Guglielmo Bertani of famed winemaking family Bertani tells of fighting for his family vineyards, of aspiring for authentic Amarone and of new beginnings as Tenuta Santa Maria
In fair Verona, where the Capulets and Montagues once fought, the vineyards have provided fertile grounds for another kind of internal warfare. We lay our scene at Villa Mosconi in Veneto where the Bertani family had long crossed swords over the details and direction of the family winery.
For five generations the Bertani family have been making wine, though it was not without its tensions, as fifth generation winemaker Guglielmo Bertani attests. His father, Gaetano, was one of four, and while he and his brother worked in the winery, his two sisters were unsure of their place. The only thing that could be agreed, was that everyone wanted a say. There were arguments over how the winery should be run, how the vineyards should be managed and how the flagship Amarone should be made. “Everything was starting to be polluted by hard feelings,” says Guglielmo.
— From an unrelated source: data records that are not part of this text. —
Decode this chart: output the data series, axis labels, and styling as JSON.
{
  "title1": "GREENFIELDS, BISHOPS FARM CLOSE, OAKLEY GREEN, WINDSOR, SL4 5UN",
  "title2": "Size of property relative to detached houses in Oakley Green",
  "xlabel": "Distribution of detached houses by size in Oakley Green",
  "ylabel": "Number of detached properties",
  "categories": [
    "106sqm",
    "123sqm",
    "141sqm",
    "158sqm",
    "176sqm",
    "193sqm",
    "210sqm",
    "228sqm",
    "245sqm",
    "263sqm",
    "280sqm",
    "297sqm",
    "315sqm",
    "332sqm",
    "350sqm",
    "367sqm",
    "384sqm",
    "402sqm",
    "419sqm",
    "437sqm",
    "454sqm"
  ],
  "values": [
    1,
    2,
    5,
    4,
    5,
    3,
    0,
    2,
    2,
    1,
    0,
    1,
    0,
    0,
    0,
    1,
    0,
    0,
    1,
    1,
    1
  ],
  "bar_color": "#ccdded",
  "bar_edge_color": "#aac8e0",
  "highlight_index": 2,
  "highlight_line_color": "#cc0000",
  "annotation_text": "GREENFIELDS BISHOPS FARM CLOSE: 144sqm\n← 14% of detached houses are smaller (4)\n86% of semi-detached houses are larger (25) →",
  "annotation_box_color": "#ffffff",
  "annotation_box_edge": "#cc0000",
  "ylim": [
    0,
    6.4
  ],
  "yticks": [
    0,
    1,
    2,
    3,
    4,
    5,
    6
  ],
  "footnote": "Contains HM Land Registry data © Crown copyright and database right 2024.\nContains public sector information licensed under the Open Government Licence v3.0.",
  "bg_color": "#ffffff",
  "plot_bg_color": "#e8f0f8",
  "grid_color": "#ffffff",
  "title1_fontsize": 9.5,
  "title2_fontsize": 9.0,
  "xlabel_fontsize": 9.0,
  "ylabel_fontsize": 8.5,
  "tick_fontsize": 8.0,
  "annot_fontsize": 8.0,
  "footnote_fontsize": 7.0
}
Eventually, one side of the family cracked, went behind Gaetano’s back and sold out, avoiding the right to first refusal that should have been offered to Gaetano, and handing their shares over to a big pharmaceutical group in Rome. Gaetano and his sons found themselves at philosophical odds with these new and unexpected partners, and, finding it unbearable to be in business with a giant of commerce who lacked true love for their wine and their traditions, set about splitting the business.
For Guglielmo, his brother and his father, wine was in their blood. Growing up amidst the vineyards, Guglielmo reminisces, “the thing I remember most is the smell of wine, the smell of vinification. It’s a smell you only find in wineries, the smell of corks, of must, of grape juice at the time of harvest, the smell of wood. Those are my first memories.”